One thing the map doesn’t show, at this high level, is that there are pockets of fast Internet scattered in many places. There are FTTH networks built in many small towns but these towns are not large enough to skew the data for the larger congressional districts shown on this map.
One state with high broadband is Florida, where I live. I have speeds available up to 104 Mbps from Comcast. The map for Florida shows what the cable companies are capable of and it’s a shame they have not improved their networks in more places to be this fast.
Ookla reports that the fastest town in the US is Ephrata, Washington with an average download speed of 85.5 Mbps. Second is Kansas City at 49.9 mbps. One would assume that with gigabit service that Kansas City will become the fastest place as more people are added to Google’s fiber.
One thing the map shows, is that an awfully lot of the country is below the average. Ookla reports that the slowest places are Chinla and Fort Defiance in Arizona which both have an average speed of less than 1.5 Mbps. These towns are within the Apache reservation and many native American towns are woefully underserved. The map shows large swaths of poorly served areas like West Virginia and Kentucky in Appalachia, like north Texas and Oklahoma, like Wyoming and Montana, and Maine.

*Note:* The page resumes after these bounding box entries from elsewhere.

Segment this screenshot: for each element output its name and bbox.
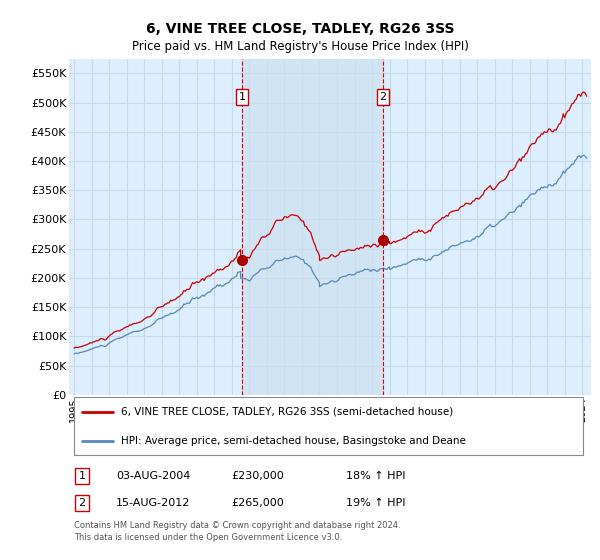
Text: 03-AUG-2004: 03-AUG-2004 — [116, 471, 190, 481]
Text: 15-AUG-2012: 15-AUG-2012 — [116, 498, 190, 508]
Bar — [242, 59, 383, 395]
Text: 2: 2 — [79, 498, 86, 508]
Text: HPI: Average price, semi-detached house, Basingstoke and Deane: HPI: Average price, semi-detached house,… — [121, 436, 466, 446]
FancyBboxPatch shape — [74, 398, 583, 455]
Text: £230,000: £230,000 — [231, 471, 284, 481]
Text: 18% ↑ HPI: 18% ↑ HPI — [346, 471, 405, 481]
Text: Price paid vs. HM Land Registry's House Price Index (HPI): Price paid vs. HM Land Registry's House … — [131, 40, 469, 53]
Text: 2: 2 — [379, 92, 386, 102]
Text: Contains HM Land Registry data © Crown copyright and database right 2024.
This d: Contains HM Land Registry data © Crown c… — [74, 521, 401, 542]
Text: £265,000: £265,000 — [231, 498, 284, 508]
Text: 6, VINE TREE CLOSE, TADLEY, RG26 3SS (semi-detached house): 6, VINE TREE CLOSE, TADLEY, RG26 3SS (se… — [121, 407, 454, 417]
Text: 1: 1 — [239, 92, 245, 102]
Text: 6, VINE TREE CLOSE, TADLEY, RG26 3SS: 6, VINE TREE CLOSE, TADLEY, RG26 3SS — [146, 22, 454, 36]
Text: 1: 1 — [79, 471, 86, 481]
Text: 19% ↑ HPI: 19% ↑ HPI — [346, 498, 405, 508]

I know at my house I have a 50 Mbps cable modem service and to me it feels just right. It allows us to watch multiple streaming videos while also working and using computers for on-line gaming. I just moved from a place where my speeds would bounce between 10 Mbps and 20 Mbps and I can see a big difference. In my line of work I talk to people all of the time in rural areas who are still stuck with only dial-up or satellite as their broadband options. I know I could not do my job from such areas. These areas probably are not even showing up on this map because people who have connections that slow are probably not doing speed tests very often. They know they are slow.
The good news to me from this map is that the average speed in the US is up to 18 Mbps. But the bad news is that there are so many large areas left without good broadband. We still have a lot of work to do.